Extract from Devon by W.G.Hoskins (1954), included by kind permission of the copyright holder:

HOLCOMBE ROGUS possesses what is perhaps the finest Tudor house in Devon, much more akin to Somerset than to the modest Devonshire houses of the period. The principal part of the house was built by Sir Roger Bluett (d. 1566), perhaps with the materials of an older house on the site. The fine hall and three-storied tower porch are of this period. Considerable alterations and additions were made by Richard Bluett, who succeeded to the estate in 1585. A handsome drawing-room was made in 1591 above the kitchen and its offices, but the panelling was done in the late 17th century. The open roof of the Edwardian hall was hidden by a flat ceiling, and the space above made into a long gallery above the hall and drawing-room. Large additions were made to the house on the W. side during the third quarter of the 19th century, and it now surrounds a small court, with the kitchen in the new wing. The ceiling, panelling, and screen of the hall are modern, as also is the present balcony opening from the drawing-room into the hall. The Bluetts sold the estate to the Rev. W. Rayer in 1858, so ending a stay of some 400 years; and a few years ago Holcombe Court was sold again to Mr. Fleetwood-Hesketh, of an old Lancashire family.

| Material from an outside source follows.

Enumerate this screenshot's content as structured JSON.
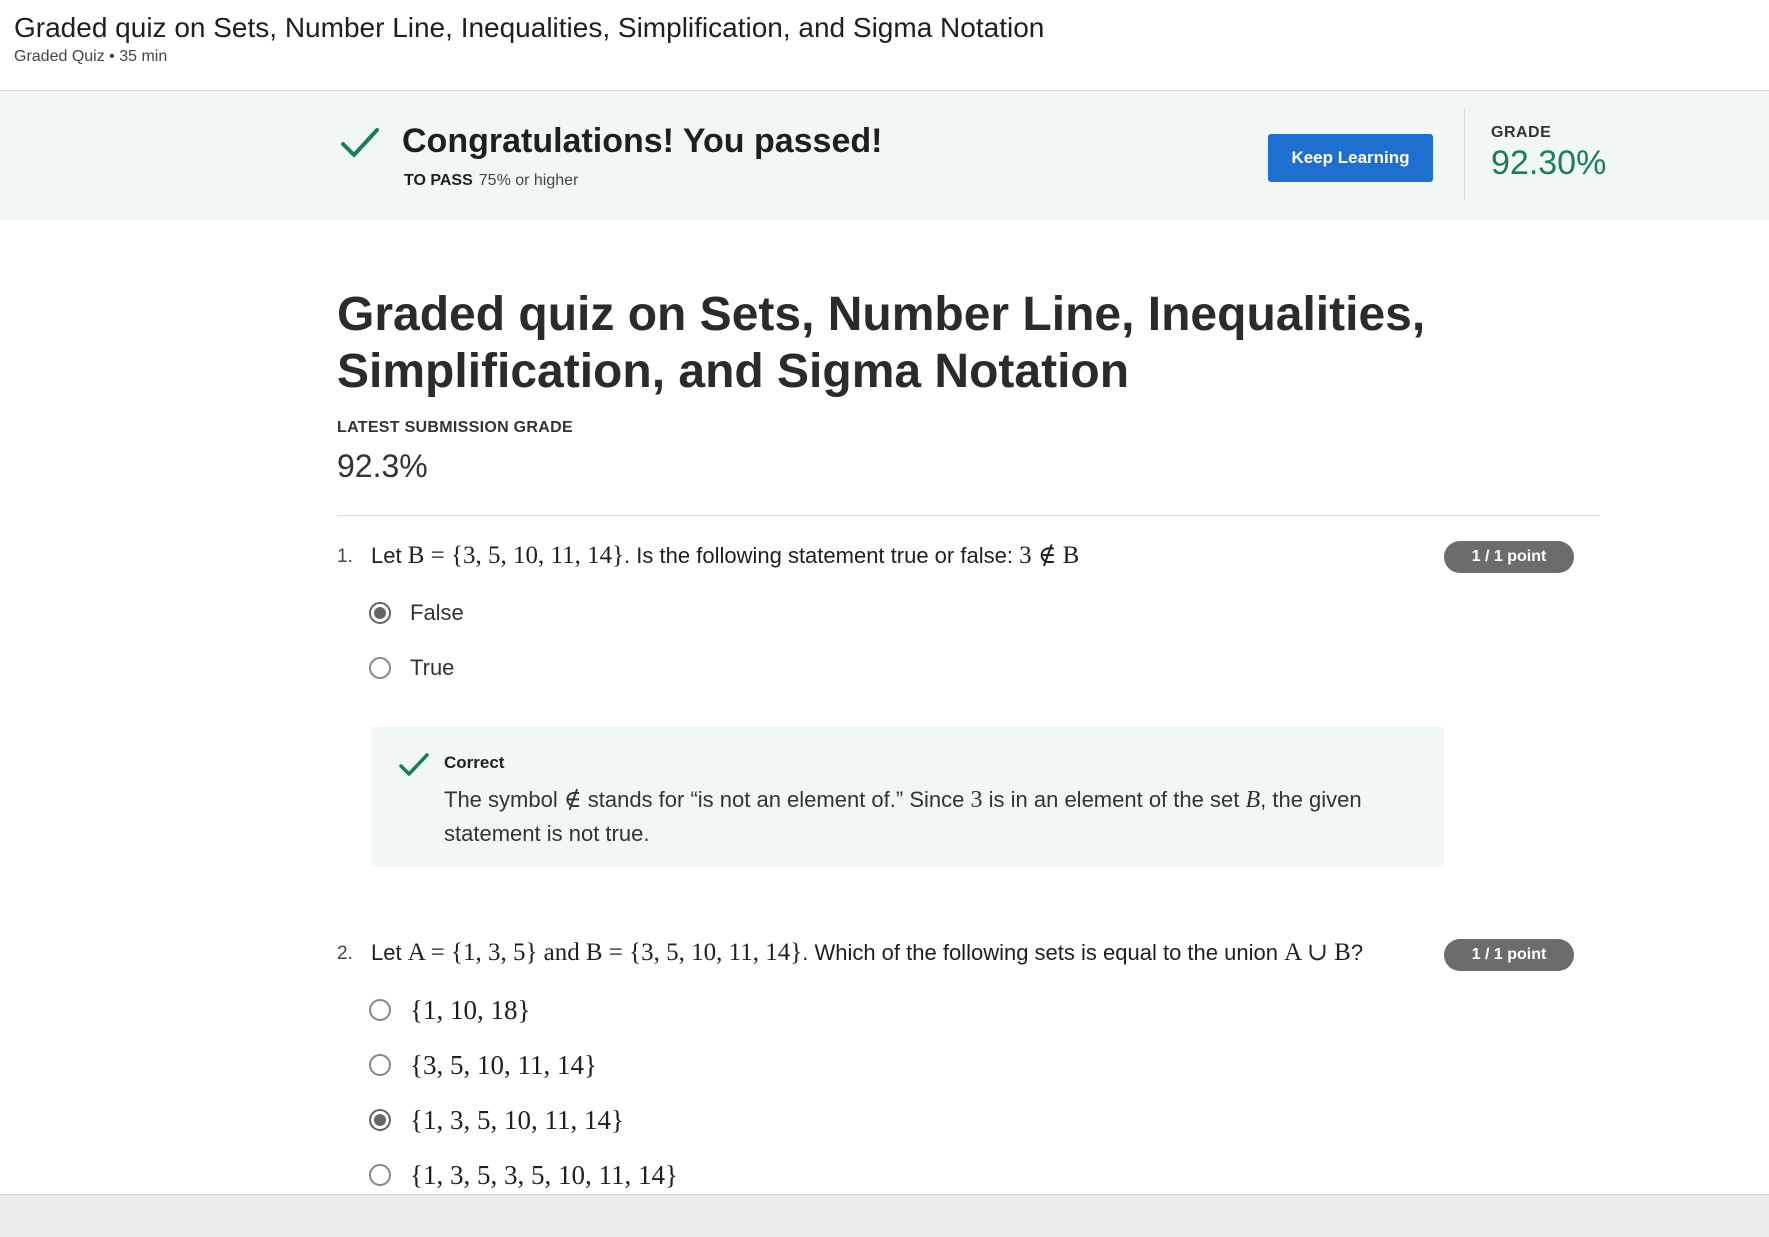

The near-by church (All Saints) is a 15th century building. At the E. end of the N. aisle is the Bluett pew, enclosed by a large cinquecento screen which includes portions of the old rood-screen. The cornice is composed of a series of large medallions carved with scenes from the books of Genesis and Exodus. In the N. chapel are the Bluett monuments. Among these is a fine tomb with effigies of Richard Bluett (1615) and Mary Chichester his wife, with their eleven children, and another of Sir John Bluett (1634) and his wife Elizabeth Portman. There are very pleasing 18th century mural monuments also, notably that to the Rev. Robert Bluett (1749).

At the entrance to the churchyard is the Church House (early 16th century), a good example of its type with oak mullioned windows. Kerswell Farm is recorded in Domesday Book: its name means "cress spring."